My impression is that the Rails way views this as a Bad Thing. Every method should return its results, rather than going in and massaging a bunch of data in the database. This makes it more orthogonal and easier to test.

I agree with this philosophy in theory, I’m not sure that this is realistic for real-world applications. I’m like to think that that’s because I’m still trapped in the SQL paradigm, so maybe someone can enlighten me on the pure Rails way to do this.

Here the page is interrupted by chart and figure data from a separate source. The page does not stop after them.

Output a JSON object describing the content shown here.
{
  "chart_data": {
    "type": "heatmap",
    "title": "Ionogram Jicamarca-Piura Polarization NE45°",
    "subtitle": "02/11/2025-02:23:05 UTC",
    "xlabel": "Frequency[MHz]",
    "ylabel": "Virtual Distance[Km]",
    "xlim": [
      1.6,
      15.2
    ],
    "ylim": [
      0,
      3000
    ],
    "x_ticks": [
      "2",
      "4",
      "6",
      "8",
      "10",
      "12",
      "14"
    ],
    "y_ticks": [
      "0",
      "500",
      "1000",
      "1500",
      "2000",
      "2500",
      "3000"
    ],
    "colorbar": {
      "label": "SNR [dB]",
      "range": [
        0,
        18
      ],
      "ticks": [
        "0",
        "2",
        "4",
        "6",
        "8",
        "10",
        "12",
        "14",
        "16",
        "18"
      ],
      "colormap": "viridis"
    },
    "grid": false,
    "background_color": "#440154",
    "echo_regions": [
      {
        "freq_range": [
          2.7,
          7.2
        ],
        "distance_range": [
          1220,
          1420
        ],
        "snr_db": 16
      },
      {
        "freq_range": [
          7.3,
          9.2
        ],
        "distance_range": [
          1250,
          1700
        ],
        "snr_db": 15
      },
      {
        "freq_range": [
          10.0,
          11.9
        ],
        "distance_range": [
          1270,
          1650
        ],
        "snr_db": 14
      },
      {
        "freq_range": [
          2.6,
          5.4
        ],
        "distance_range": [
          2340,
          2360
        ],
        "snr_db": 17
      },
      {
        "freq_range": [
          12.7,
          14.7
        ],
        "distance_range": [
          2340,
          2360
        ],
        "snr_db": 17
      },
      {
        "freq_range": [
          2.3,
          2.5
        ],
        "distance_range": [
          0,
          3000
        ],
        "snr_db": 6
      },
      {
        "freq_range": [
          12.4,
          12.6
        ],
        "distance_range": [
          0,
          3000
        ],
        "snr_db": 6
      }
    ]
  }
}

Here’s a concrete example:

class Account < ActiveRecord::Base
        has_many :invoices
        has_many :billable_items

        def open_billable_items
                items = []
                billable_items.each do |item|
                        items << item if item.open?
                end
                return items
        end

        def create_invoice
                open_billable_items.each do |item|
                        item.close   # creates the invoice and marks the item closed in the db
                end
        end

        def self.create_all_invoices
                Account.find(:all).each do |account|
                        account.create_invoice
                end
        end
end

class BillingTest < ActionController::IntegrationTest
        fixtures :accounts

        def test_create_all_invoices
                assert_equal 5, accounts(:first).open_billable_items.length
                assert_equal 0, Invoice.count

                Account.create_all_invoices

                assert_equal 0, accounts(:first).open_billable_items.length
                assert_equal 5, Invoice.count
        end
end

Maybe the right thing to do here is not to test at such a high level, but instead test only BillableItem.close by having it return the created invoice. This bothers me though. It needs to work at the high level, so why can’t I test that?

And this is a very simple example. In reality, the nightly cron job may be touching dozens of tables and thousands or even millions of rows. Returning all affected rows as a result doesn’t make much sense, and may be completely impossible due to memory limitations. (The whole reason we use a database is so that we can operate on large sets of data without having to instantiate every record at once!)